Limitations & Future Work

  • Diagonal Approximation: Ignores off-diagonal coupling between directions; diagonal proxies may be sub-optimal when the Hessian subspace is not axis-aligned.
  • Runtime: At \(k=20\), it takes 3,127s, significantly slower than ZOA (398s). Accuracy and speed are in a trade-off.
  • Convergence Assumptions: The theoretical condition \(\beta_l^2>\beta_u\) might not always hold in practice; further sensitivity analysis on curvature proxies is needed.
  • vs. ZO / RGE: Both use forward-only loss differences. CAZO uses curvature preconditioning \(\mathcal N(0,\tilde H^{-1})\) instead of \(\mathcal N(0,I)\), gaining +6.1% accuracy.
  • vs. FOA: FOA uses CMA-ES to evolve segments (p=28 requires 28 forwards). CAZO uses symmetric ZO + diagonal Hessian for higher accuracy (69.0% vs. 65.8%) with similar memory.
  • vs.
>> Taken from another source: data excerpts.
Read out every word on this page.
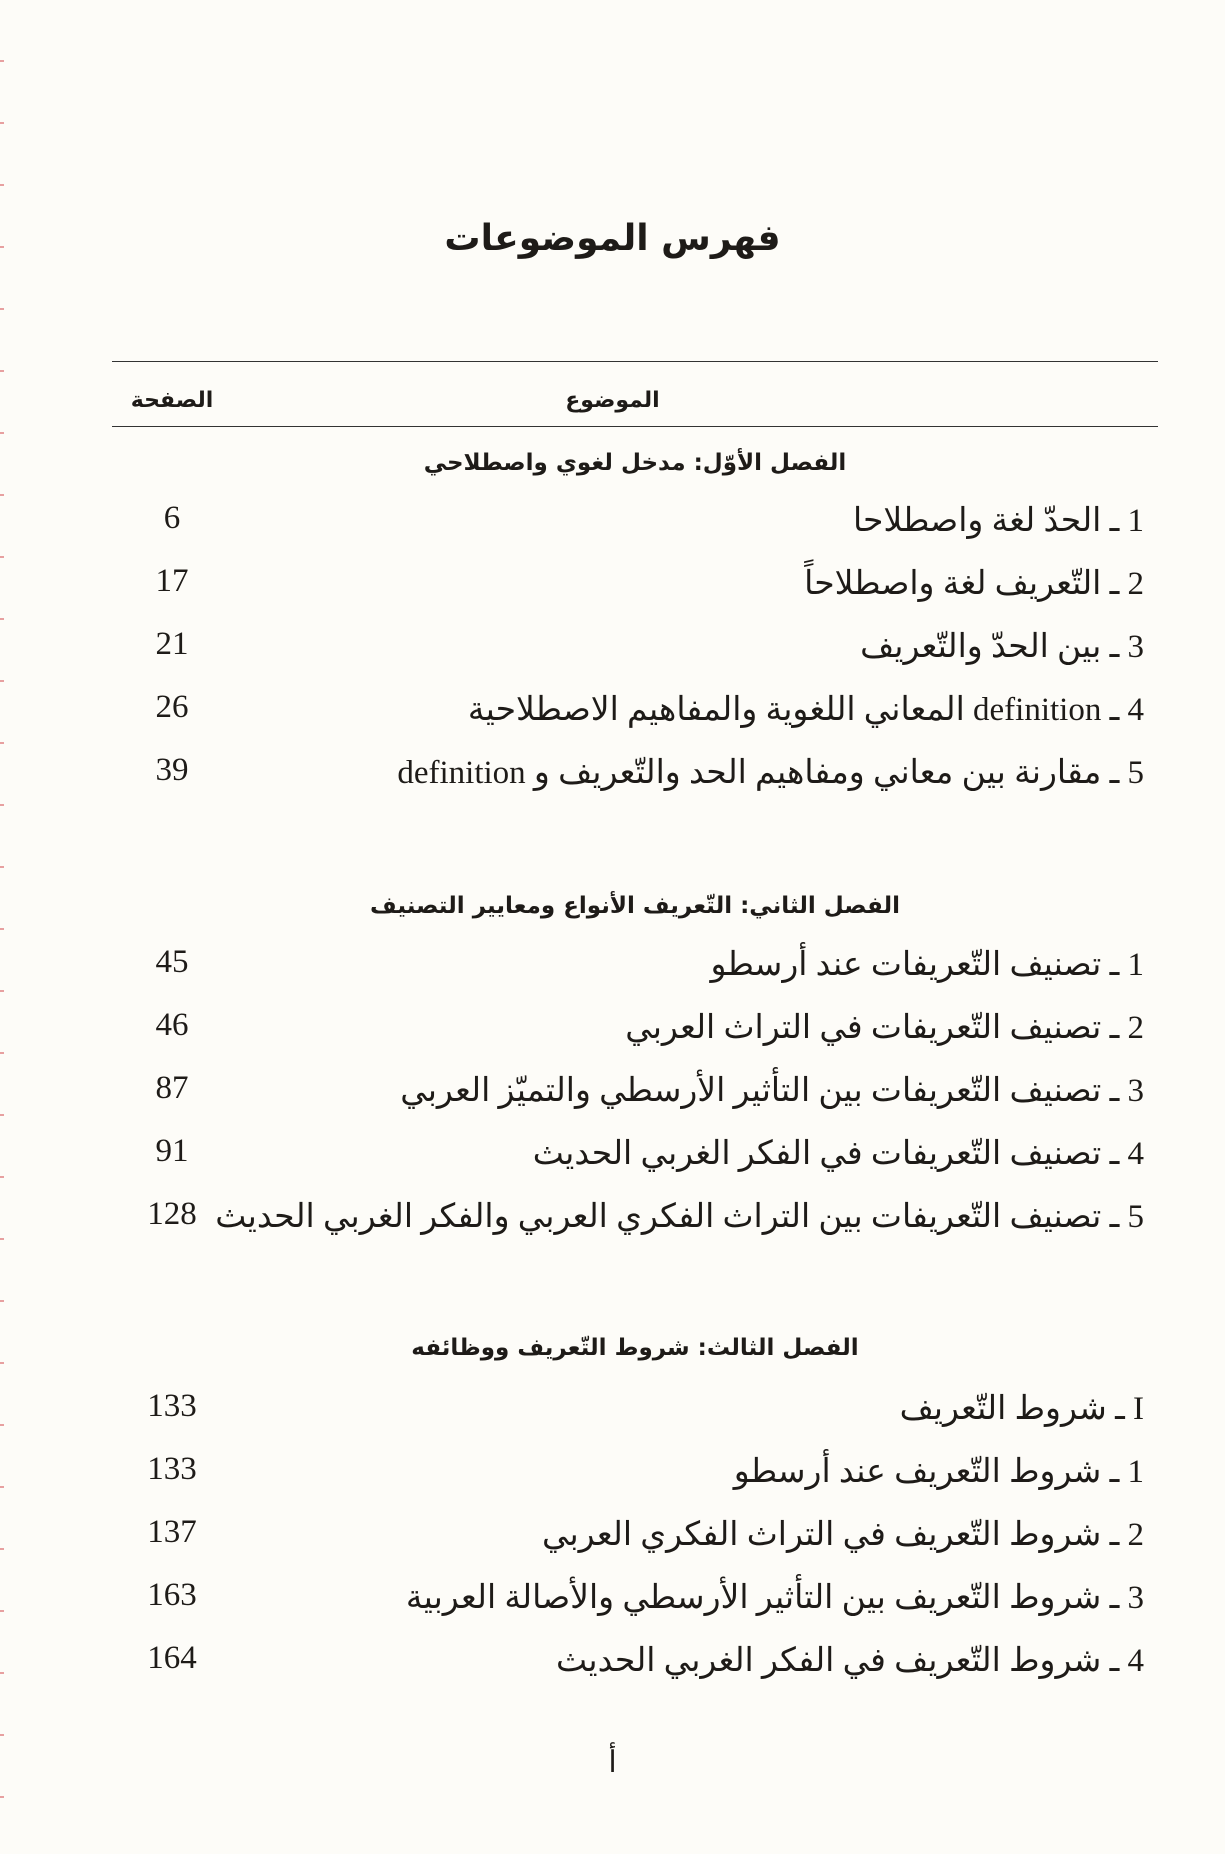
فهرس الموضوعات
الموضوع
الصفحة
الفصل الأوّل: مدخل لغوي واصطلاحي
1 ـ الحدّ لغة واصطلاحا
6
2 ـ التّعريف لغة واصطلاحاً
17
3 ـ بين الحدّ والتّعريف
21
4 ـ definition المعاني اللغوية والمفاهيم الاصطلاحية
26
5 ـ مقارنة بين معاني ومفاهيم الحد والتّعريف و definition
39
الفصل الثاني: التّعريف الأنواع ومعايير التصنيف
1 ـ تصنيف التّعريفات عند أرسطو
45
2 ـ تصنيف التّعريفات في التراث العربي
46
3 ـ تصنيف التّعريفات بين التأثير الأرسطي والتميّز العربي
87
4 ـ تصنيف التّعريفات في الفكر الغربي الحديث
91
5 ـ تصنيف التّعريفات بين التراث الفكري العربي والفكر الغربي الحديث
128
الفصل الثالث: شروط التّعريف ووظائفه
I ـ شروط التّعريف
133
1 ـ شروط التّعريف عند أرسطو
133
2 ـ شروط التّعريف في التراث الفكري العربي
137
3 ـ شروط التّعريف بين التأثير الأرسطي والأصالة العربية
163
4 ـ شروط التّعريف في الفكر الغربي الحديث
164
أ
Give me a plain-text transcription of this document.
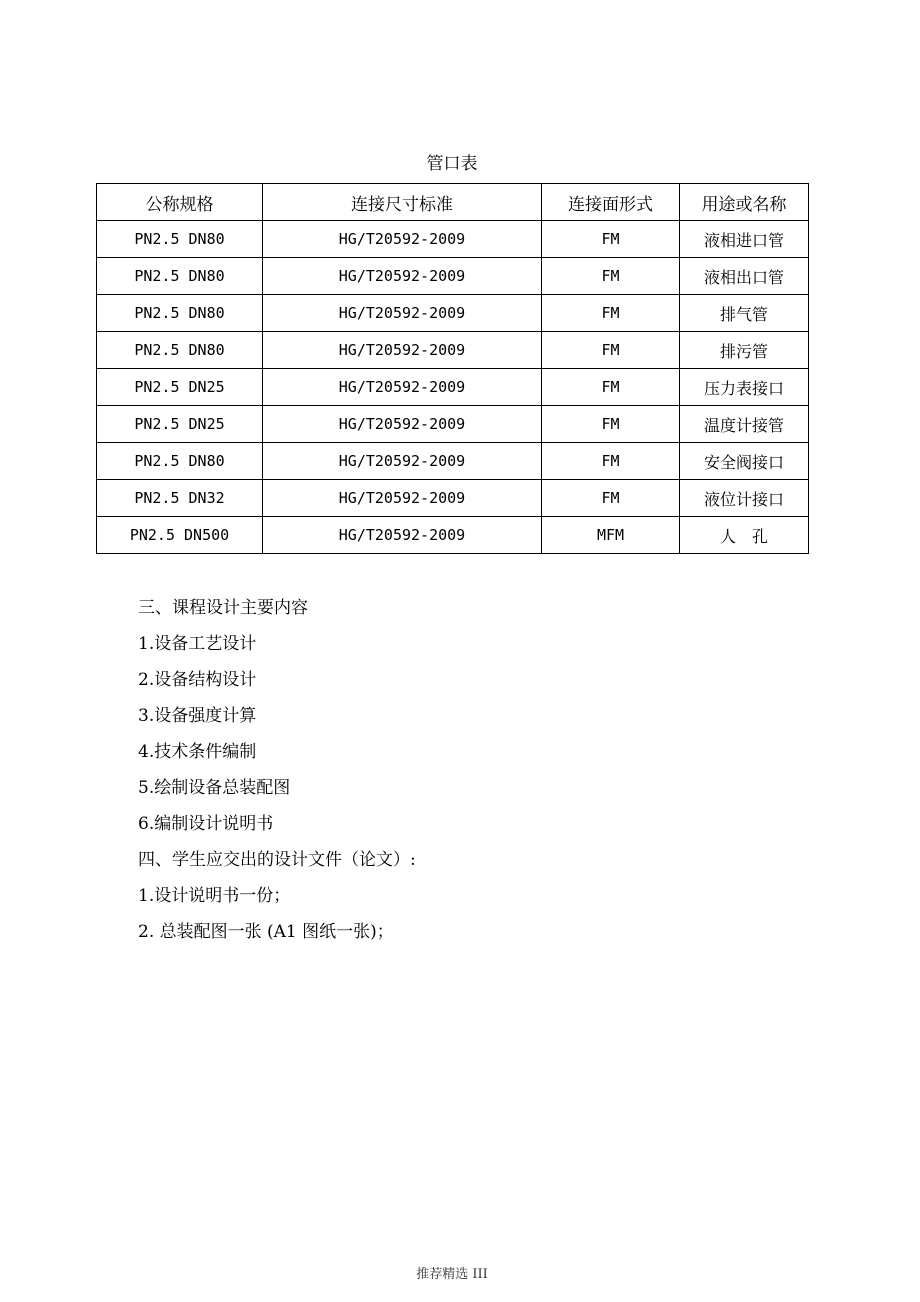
管口表
公称规格	连接尺寸标准	连接面形式	用途或名称
PN2.5 DN80	HG/T20592-2009	FM	液相进口管
PN2.5 DN80	HG/T20592-2009	FM	液相出口管
PN2.5 DN80	HG/T20592-2009	FM	排气管
PN2.5 DN80	HG/T20592-2009	FM	排污管
PN2.5 DN25	HG/T20592-2009	FM	压力表接口
PN2.5 DN25	HG/T20592-2009	FM	温度计接管
PN2.5 DN80	HG/T20592-2009	FM	安全阀接口
PN2.5 DN32	HG/T20592-2009	FM	液位计接口
PN2.5 DN500	HG/T20592-2009	MFM	人　孔

三、课程设计主要内容

1.设备工艺设计

2.设备结构设计

3.设备强度计算

4.技术条件编制

5.绘制设备总装配图

6.编制设计说明书

四、学生应交出的设计文件（论文）:

1.设计说明书一份；

2. 总装配图一张 (A1 图纸一张)；

推荐精选 III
BP-based (TENT/CoTTA/SAR): These rely on backward gradients and consume 4~10× more memory, yet CAZO achieves superior accuracy in forward-only mode.

Rating

  • Novelty: ⭐⭐⭐⭐ Uses "Hessian low-rank variation" observations for ZO curvature preconditioning; innovative and self-consistent.
  • Experimental Thoroughness: ⭐⭐⭐⭐ Covers various TTA types, 4 datasets, memory/runtime, quantization, and extensive ablations.
  • Writing Quality: ⭐⭐⭐⭐ Clear progression from observation to method to theory.
  • Value: ⭐⭐⭐⭐ Achieves BP-level accuracy in forward-only TTA while saving 70% memory; high potential for edge deployment.